Je communique quotidiennement avec mes patients par courrier électronique, je ne pourrais simplement plus m’en passer. Mes patients l’utilisent pour me poser des questions ou pour me donner des nouvelles. J’utilise l’e-mail pour leur transmettre les résultats de leur prise de sang ou le rapport d’un spécialiste consulté.

Pour moi, le courrier électronique est un bon complément à la consultation et au téléphone. Si l’échange par téléphone à l’avantage de permettre une interaction directe, le mail a celui  de pouvoir être envoyé et lu  à n’importe quel moment. J’ai le sentiment que cela permet à mes patients de me poser des questions pour lesquelles ils ne me dérangeraient pas par téléphone.  Je suis aussi convaincu qu’un patient comprendra mieux les informations médicales que je lui envoie par mail s’il peut les lire et les relire plutôt que si je les lui transmets uniquement oralement par téléphone (analyses sanguines, rapport de radiographie, rapport de spécialiste, etc.).
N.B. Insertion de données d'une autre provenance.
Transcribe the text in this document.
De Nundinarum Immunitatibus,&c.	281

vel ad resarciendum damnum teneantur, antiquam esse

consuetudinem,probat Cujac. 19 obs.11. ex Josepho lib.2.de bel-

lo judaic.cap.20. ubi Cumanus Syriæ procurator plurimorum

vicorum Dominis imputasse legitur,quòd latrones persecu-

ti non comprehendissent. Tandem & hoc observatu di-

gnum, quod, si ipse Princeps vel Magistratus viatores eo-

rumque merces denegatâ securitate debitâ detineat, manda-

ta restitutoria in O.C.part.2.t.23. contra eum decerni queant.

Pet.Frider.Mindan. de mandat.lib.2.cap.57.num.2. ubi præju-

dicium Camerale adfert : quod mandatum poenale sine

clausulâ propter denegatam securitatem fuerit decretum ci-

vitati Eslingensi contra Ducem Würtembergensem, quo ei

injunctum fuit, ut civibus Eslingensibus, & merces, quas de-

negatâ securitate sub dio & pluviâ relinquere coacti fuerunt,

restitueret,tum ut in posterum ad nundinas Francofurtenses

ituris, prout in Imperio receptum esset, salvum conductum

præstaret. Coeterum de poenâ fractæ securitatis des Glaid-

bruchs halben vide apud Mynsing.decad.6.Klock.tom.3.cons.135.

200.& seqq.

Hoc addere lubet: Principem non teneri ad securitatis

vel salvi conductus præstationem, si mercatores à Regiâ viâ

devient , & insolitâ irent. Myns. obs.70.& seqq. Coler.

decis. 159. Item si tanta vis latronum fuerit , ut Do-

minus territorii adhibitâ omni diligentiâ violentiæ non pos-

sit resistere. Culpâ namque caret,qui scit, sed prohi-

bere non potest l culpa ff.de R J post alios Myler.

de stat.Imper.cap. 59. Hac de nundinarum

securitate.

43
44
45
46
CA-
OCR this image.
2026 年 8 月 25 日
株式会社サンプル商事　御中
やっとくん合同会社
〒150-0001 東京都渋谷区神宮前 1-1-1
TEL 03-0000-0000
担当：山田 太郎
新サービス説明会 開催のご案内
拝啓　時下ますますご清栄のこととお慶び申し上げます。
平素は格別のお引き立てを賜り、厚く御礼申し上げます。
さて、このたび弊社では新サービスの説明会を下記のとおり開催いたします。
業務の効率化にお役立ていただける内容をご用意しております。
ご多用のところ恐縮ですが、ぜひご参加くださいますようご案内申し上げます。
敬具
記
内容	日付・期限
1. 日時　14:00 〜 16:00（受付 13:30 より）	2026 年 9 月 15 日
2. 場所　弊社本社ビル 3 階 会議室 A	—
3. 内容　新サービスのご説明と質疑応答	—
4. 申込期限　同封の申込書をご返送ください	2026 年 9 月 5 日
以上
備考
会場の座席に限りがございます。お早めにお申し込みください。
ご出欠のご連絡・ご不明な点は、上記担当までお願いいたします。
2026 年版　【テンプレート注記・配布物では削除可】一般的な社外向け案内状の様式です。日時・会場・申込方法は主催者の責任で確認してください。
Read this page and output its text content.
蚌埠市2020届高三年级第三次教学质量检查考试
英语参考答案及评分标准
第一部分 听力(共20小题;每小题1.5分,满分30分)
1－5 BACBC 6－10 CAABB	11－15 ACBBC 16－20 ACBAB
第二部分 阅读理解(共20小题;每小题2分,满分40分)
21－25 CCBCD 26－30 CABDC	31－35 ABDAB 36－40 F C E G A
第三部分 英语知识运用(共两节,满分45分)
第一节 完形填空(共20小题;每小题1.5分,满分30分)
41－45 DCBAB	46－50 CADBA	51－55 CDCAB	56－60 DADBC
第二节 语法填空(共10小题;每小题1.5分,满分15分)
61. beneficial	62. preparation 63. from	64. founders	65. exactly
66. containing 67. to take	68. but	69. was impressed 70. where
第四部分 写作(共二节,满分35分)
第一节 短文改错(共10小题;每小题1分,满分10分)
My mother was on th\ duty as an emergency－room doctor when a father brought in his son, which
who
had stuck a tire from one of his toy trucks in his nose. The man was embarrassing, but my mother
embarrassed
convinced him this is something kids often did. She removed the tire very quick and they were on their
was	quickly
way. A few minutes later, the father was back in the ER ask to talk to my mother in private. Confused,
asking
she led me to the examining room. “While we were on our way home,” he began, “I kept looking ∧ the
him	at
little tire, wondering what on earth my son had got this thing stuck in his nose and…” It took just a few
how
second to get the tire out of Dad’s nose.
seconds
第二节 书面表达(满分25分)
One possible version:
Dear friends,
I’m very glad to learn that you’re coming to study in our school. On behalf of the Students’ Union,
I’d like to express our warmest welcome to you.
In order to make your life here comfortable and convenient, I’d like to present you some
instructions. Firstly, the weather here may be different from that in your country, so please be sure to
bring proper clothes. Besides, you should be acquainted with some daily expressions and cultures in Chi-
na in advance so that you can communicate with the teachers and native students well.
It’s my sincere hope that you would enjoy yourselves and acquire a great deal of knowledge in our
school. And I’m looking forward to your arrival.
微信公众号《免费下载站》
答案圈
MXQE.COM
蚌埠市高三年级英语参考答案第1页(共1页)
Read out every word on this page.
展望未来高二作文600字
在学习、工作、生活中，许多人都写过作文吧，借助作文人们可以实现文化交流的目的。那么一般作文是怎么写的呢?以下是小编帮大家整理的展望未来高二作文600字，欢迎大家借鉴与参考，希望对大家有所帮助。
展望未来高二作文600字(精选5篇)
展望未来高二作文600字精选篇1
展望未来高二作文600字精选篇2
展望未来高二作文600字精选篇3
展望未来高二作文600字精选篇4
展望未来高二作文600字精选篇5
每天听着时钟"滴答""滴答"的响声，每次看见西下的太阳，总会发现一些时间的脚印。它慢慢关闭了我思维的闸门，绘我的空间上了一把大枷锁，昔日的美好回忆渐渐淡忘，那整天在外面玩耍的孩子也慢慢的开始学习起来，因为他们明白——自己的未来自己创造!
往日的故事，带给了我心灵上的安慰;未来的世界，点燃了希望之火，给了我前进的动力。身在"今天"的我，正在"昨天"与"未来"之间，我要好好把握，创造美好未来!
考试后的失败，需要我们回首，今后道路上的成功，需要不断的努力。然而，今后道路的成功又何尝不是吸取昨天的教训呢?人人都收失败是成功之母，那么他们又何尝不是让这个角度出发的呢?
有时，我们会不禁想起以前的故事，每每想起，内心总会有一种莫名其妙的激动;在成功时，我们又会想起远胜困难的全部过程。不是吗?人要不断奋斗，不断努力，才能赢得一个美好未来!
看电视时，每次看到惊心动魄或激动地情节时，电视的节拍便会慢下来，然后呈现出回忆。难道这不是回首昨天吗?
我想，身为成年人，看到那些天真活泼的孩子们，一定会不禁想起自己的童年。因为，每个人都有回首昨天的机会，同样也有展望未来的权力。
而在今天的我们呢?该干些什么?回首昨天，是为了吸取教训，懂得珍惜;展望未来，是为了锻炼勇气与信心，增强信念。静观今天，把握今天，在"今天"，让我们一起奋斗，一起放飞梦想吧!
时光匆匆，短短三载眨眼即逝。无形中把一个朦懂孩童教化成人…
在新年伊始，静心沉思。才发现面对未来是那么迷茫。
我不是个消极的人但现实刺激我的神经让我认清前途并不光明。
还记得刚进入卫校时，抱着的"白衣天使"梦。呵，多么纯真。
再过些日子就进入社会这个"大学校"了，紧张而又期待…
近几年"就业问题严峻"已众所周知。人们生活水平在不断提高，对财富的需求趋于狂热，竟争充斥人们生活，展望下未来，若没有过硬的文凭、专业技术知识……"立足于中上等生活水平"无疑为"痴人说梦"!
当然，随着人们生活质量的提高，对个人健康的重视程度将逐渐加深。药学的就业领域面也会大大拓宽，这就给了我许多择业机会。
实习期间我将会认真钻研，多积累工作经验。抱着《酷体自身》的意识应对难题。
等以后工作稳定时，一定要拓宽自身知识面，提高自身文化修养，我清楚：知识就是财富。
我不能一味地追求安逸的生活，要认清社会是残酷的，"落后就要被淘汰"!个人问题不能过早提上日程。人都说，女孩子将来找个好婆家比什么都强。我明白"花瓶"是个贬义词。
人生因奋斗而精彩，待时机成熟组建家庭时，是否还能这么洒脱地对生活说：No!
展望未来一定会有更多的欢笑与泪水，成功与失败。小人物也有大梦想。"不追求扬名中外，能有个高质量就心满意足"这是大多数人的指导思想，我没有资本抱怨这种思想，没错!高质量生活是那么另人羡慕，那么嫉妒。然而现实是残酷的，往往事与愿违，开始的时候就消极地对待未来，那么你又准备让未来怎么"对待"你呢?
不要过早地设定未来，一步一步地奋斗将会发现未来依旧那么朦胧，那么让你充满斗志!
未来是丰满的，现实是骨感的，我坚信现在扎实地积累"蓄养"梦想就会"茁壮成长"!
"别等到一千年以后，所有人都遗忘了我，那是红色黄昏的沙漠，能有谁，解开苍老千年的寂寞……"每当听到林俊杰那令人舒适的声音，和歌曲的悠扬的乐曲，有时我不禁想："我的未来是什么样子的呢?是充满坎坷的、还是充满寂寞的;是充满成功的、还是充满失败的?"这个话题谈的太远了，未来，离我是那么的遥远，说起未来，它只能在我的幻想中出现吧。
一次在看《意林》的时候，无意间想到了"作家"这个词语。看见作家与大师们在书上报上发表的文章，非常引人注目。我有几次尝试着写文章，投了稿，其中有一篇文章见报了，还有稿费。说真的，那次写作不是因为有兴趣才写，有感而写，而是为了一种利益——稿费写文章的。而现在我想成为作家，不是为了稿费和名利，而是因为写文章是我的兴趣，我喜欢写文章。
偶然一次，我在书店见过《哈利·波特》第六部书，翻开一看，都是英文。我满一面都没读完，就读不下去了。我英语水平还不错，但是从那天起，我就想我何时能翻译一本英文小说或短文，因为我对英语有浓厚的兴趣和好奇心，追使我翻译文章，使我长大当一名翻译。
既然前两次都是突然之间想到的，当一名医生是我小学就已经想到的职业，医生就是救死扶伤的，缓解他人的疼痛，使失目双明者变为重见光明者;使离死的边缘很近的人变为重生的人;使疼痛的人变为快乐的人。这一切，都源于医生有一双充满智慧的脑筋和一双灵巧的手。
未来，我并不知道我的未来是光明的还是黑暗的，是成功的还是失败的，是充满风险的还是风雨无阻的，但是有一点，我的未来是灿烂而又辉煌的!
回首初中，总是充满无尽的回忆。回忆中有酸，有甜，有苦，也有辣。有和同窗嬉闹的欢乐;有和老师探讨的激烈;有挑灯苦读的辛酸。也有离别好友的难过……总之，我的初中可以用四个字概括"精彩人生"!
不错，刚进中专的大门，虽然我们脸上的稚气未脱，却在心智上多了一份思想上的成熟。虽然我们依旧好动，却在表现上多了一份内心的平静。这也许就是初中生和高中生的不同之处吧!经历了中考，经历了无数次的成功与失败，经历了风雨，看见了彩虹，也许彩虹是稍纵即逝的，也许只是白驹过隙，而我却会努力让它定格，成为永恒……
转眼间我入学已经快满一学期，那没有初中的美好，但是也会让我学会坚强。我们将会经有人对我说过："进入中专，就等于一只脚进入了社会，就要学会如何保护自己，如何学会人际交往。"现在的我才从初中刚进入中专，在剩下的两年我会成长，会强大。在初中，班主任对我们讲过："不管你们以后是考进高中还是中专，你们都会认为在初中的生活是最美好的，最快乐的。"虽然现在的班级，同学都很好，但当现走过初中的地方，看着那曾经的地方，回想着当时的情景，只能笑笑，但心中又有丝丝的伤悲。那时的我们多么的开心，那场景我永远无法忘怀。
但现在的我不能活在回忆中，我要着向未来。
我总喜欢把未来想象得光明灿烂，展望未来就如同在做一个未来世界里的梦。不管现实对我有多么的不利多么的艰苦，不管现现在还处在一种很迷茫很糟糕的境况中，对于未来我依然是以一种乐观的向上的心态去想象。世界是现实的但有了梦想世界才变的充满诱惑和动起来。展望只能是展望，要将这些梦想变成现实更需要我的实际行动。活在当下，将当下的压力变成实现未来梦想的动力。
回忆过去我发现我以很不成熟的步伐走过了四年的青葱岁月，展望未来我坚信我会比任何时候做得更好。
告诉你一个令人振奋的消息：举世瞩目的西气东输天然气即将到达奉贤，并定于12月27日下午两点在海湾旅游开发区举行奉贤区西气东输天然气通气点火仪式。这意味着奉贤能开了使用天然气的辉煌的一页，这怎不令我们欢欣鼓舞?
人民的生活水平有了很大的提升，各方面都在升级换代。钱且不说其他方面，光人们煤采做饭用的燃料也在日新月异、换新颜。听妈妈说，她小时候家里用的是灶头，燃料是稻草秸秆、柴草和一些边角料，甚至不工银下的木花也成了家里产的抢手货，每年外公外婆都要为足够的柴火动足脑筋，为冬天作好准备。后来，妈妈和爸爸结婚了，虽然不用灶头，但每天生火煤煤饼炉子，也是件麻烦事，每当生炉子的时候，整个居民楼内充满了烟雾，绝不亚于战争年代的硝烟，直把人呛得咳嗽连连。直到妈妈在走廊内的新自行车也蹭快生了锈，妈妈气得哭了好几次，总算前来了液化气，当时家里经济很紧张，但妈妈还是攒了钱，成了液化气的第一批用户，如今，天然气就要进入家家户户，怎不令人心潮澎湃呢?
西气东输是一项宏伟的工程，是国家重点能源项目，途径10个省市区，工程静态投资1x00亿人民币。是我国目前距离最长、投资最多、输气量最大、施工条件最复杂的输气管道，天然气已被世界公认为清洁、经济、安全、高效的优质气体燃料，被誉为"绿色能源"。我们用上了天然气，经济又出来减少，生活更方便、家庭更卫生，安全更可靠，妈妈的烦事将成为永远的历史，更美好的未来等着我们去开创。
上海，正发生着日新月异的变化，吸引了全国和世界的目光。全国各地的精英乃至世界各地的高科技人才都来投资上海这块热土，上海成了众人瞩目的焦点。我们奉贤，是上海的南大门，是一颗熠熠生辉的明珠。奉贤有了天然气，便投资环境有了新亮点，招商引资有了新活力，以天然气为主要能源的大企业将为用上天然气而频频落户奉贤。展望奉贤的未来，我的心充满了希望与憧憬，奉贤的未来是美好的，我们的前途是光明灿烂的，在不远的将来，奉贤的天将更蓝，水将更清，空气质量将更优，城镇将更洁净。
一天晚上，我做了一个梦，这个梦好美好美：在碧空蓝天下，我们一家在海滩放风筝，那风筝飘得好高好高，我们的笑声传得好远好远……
Pour que l’utilisation du courrier électronique à des fins médicales soit sans danger, plusieurs règles doivent être respectées. C’est pour cette raison qu’au bas de chacun des mails que j’envoie figure un lien vers des règles d’utilisation du courrier électronique , règles inspirées de recommandations officielles.

 

L’utilisation du courrier électronique en Europe

Il n’existe à ma connaissance pas de chiffres sur l’utilisation du courrier électronique entre médecins et patients en Suisse. Au niveau européen, une étude basée sur des chiffres de 2011 montre que la situation varie fortement d’un pays à l’autre, de 50.7 % d’utilisation au Danemark à 18.7 % en France. Les auteurs concluent en disant que la faible utilisation du courrier électronique dans certains pays ne reflète souvent pas un manque d’intérêt mais la présence de barrières, techniques ou légales. La situation semble évoluer avec le temps puisqu’un sondage effectué en France en 2015 auprès de 1042 médecins montre un taux d’utilisation de 72 %, très éloigné du 18.7 % de l’étude européenne. Il faut cependant souligner que pour la majorité de ces médecins, l’échange de courrier avec leurs patients n’est pas encore une pratique quotidienne, 11 % déclarant l’utiliser souvent, 61 % parfois.

 

Une pratique utile ?

Une étude publiée en 2015 portant sur 1041 patients souffrant d’affections chroniques en Caroline du Nord apporte des chiffres intéressants : 32 % des patients déclarent que l’utilisation du courrier électronique améliore leur santé, 67 % répondent que cela n’est ni positif, ni négatif, seul 1 % affirme que l’utilisation du courrier électronique a un impact négatif. 46% des personnes interrogées ont déclaré utiliser le courrier électronique comme premier moyen de pour contacter leur médecin. Parmi ceux qui échangent par mail avec leur médecin, 36 % affirment que cela réduit pour eux le nombre de visites au cabinet.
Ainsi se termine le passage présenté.